Biggest Winner: Apple and the Jesus Phone
You know your product’s hit a nerve when people pair it up with the savior of the world. Apple CEO Steve Jobs induced a Web-and-media-wide paroxysm by introducing the iPhone last January, which lasted until the mob turned on him over steep price cuts in advance of the holiday season. Pair that with a wildly successful ad campaign, surging stock prices, and increasing comparisons to Microsoft (gasp!), and you’ve got an all around winner.
Biggest Losers: Apple TV, Kevin Martin, Second Life, and the RIAA
Launch of Apple TV, which promised to link Web content to television sets, was overshadowed by the aforementioned Jesus phone. Not that it mattered much; once bloggers got around to it, they were less than enthused.
Federal Communications Commission chairman Kevin Martin proved himself to be such a telco-industry flunkie in regard to Net Neutrality, cable regulation, 700 MHz auction rules, and spectrum use that his year ends with threats of a Congressional investigation for abuse of power.
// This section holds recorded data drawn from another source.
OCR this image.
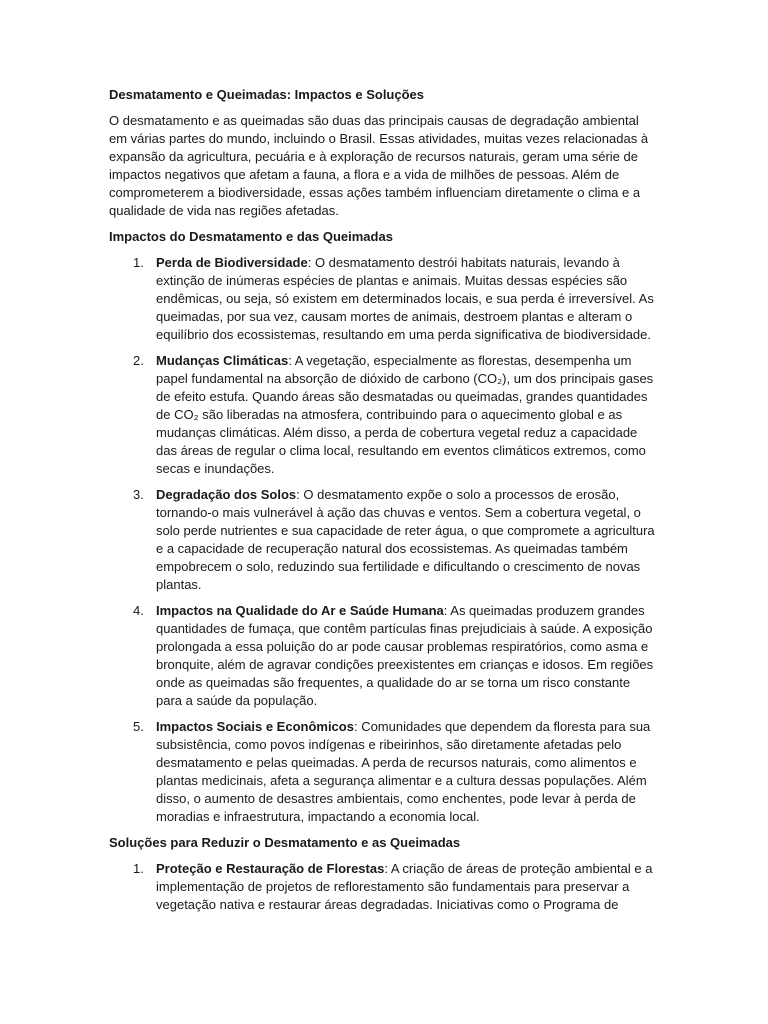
Desmatamento e Queimadas: Impactos e Soluções

O desmatamento e as queimadas são duas das principais causas de degradação ambiental em várias partes do mundo, incluindo o Brasil. Essas atividades, muitas vezes relacionadas à expansão da agricultura, pecuária e à exploração de recursos naturais, geram uma série de impactos negativos que afetam a fauna, a flora e a vida de milhões de pessoas. Além de comprometerem a biodiversidade, essas ações também influenciam diretamente o clima e a qualidade de vida nas regiões afetadas.

Impactos do Desmatamento e das Queimadas

1. Perda de Biodiversidade: O desmatamento destrói habitats naturais, levando à extinção de inúmeras espécies de plantas e animais. Muitas dessas espécies são endêmicas, ou seja, só existem em determinados locais, e sua perda é irreversível. As queimadas, por sua vez, causam mortes de animais, destroem plantas e alteram o equilíbrio dos ecossistemas, resultando em uma perda significativa de biodiversidade.
2. Mudanças Climáticas: A vegetação, especialmente as florestas, desempenha um papel fundamental na absorção de dióxido de carbono (CO₂), um dos principais gases de efeito estufa. Quando áreas são desmatadas ou queimadas, grandes quantidades de CO₂ são liberadas na atmosfera, contribuindo para o aquecimento global e as mudanças climáticas. Além disso, a perda de cobertura vegetal reduz a capacidade das áreas de regular o clima local, resultando em eventos climáticos extremos, como secas e inundações.
3. Degradação dos Solos: O desmatamento expõe o solo a processos de erosão, tornando-o mais vulnerável à ação das chuvas e ventos. Sem a cobertura vegetal, o solo perde nutrientes e sua capacidade de reter água, o que compromete a agricultura e a capacidade de recuperação natural dos ecossistemas. As queimadas também empobrecem o solo, reduzindo sua fertilidade e dificultando o crescimento de novas plantas.
4. Impactos na Qualidade do Ar e Saúde Humana: As queimadas produzem grandes quantidades de fumaça, que contêm partículas finas prejudiciais à saúde. A exposição prolongada a essa poluição do ar pode causar problemas respiratórios, como asma e bronquite, além de agravar condições preexistentes em crianças e idosos. Em regiões onde as queimadas são frequentes, a qualidade do ar se torna um risco constante para a saúde da população.
5. Impactos Sociais e Econômicos: Comunidades que dependem da floresta para sua subsistência, como povos indígenas e ribeirinhos, são diretamente afetadas pelo desmatamento e pelas queimadas. A perda de recursos naturais, como alimentos e plantas medicinais, afeta a segurança alimentar e a cultura dessas populações. Além disso, o aumento de desastres ambientais, como enchentes, pode levar à perda de moradias e infraestrutura, impactando a economia local.

Soluções para Reduzir o Desmatamento e as Queimadas

1. Proteção e Restauração de Florestas: A criação de áreas de proteção ambiental e a implementação de projetos de reflorestamento são fundamentais para preservar a vegetação nativa e restaurar áreas degradadas. Iniciativas como o Programa de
Well done, Kevin. Or at least you will be when the grilling’s finished.
Even though Second Life lit up 2006 with the possibilities and issues virtual worlds presented to marketers and lawyers, and even influenced philosophies regarding virtual goods and currencies in 2007, those accumulated Linden dollars may soon be doing as poorly as the real dollar, or worse. Recent reports show Second Life has become a bit of a ghost town.
The Recording Industry Association of America (RIAA) bullied, fought, and sued its way to infamous villainy in both 2006 and 2007 by targeting not just file-sharing networks but also file-sharers themselves. But 2007 marked the year the recording industry began to walk away from DRM (digital rights management). EMI, Universal, and Warner Music Group all opened their hearts to DRM-free digital format, leaving only Sony BMG to fight the losing battle.